Music Markets and Bad Actors in Copyright and Competition Law
Competition and Consumer Law Journal, Vol. 16, No. 2, 2008
18 Pages Posted: 17 Jun 2009
Date Written: June 16, 2009
The economically focused understandings of intellectual property and competition law has generally resulted in courts adopting a welfarist approach to provide a policy frame for understanding and elaborating legal standards of liability. Under the welfarist approach, attention is focused on the effects of conduct and questions of industry economics and consumer, or user, welfare rather than the intent of the alleged wrongdoer. However, this situation may be changing.
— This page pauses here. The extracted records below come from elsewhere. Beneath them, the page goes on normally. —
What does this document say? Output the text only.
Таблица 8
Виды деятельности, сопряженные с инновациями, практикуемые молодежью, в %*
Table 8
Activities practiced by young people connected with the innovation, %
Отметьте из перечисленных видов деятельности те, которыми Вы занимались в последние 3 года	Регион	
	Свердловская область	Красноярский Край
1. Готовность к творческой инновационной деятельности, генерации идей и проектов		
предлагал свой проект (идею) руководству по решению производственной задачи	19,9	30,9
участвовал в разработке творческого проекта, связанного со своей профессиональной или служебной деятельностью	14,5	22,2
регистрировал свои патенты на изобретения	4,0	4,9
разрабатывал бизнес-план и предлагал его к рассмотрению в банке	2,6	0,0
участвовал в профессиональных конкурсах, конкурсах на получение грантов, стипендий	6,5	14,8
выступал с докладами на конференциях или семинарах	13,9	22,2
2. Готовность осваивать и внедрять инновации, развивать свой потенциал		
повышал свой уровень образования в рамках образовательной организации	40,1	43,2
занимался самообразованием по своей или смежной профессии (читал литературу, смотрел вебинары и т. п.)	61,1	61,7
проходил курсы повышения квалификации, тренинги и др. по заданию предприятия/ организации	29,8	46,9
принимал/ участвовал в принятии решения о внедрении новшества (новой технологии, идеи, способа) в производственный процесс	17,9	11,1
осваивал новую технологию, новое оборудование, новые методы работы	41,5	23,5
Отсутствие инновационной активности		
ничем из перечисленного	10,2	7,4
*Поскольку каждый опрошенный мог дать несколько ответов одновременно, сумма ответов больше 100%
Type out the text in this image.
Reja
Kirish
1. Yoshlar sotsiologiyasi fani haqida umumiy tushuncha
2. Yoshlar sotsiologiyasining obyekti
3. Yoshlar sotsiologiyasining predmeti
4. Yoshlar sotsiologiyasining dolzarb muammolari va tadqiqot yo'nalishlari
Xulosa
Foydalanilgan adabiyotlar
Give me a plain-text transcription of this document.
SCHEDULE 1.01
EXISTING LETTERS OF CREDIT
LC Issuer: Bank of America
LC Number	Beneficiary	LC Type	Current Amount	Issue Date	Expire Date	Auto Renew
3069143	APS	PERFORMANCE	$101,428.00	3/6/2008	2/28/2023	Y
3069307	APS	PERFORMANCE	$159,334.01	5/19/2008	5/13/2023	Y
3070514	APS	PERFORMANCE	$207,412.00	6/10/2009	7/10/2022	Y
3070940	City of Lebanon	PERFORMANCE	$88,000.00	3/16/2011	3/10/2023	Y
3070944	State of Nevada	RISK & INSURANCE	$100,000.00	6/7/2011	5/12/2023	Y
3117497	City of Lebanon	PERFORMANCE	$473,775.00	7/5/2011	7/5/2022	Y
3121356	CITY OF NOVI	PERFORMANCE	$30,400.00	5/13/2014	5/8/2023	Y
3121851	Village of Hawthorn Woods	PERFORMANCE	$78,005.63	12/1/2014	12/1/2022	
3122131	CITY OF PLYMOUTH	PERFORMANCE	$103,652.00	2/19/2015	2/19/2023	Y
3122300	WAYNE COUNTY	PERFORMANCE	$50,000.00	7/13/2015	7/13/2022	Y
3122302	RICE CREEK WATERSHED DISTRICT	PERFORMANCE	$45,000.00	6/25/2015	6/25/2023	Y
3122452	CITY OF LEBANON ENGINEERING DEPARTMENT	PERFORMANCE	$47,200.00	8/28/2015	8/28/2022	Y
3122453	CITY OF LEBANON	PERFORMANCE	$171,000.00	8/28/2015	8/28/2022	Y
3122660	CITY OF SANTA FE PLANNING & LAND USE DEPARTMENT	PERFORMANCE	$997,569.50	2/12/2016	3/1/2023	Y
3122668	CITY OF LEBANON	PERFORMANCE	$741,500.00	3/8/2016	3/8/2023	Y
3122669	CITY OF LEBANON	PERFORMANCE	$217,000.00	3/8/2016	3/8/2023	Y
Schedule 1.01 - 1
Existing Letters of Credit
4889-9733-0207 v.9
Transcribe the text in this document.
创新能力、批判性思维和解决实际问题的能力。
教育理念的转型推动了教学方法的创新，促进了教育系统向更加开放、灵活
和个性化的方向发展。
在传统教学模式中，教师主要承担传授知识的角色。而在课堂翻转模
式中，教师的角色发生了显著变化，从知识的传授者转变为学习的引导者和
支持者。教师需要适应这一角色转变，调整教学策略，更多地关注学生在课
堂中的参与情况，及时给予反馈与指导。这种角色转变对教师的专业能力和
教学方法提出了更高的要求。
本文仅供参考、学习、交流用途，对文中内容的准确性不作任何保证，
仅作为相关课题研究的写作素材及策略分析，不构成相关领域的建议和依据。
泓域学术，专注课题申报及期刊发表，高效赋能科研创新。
In a recent copyright infringement case and a recent case concerning exclusive dealing in the music industry, liability was imposed on the basis of the 'bad behaviour' of the defendant. That the cases are both to do with music is striking. It is possible that the subtle and evolving characteristics of music markets mean that a disciplined focus on industry economics and consumer or user welfare still eludes the courts, leading them to fall back on more intuitive moralistic answers. Although some are concerned about such moralistic reasoning, we argue that moralistic judgments may point to more sophisticated understandings of welfare effects and that combining moralistic and welfarist approaches should generally lead to results that are both socially beneficial and morally desirable.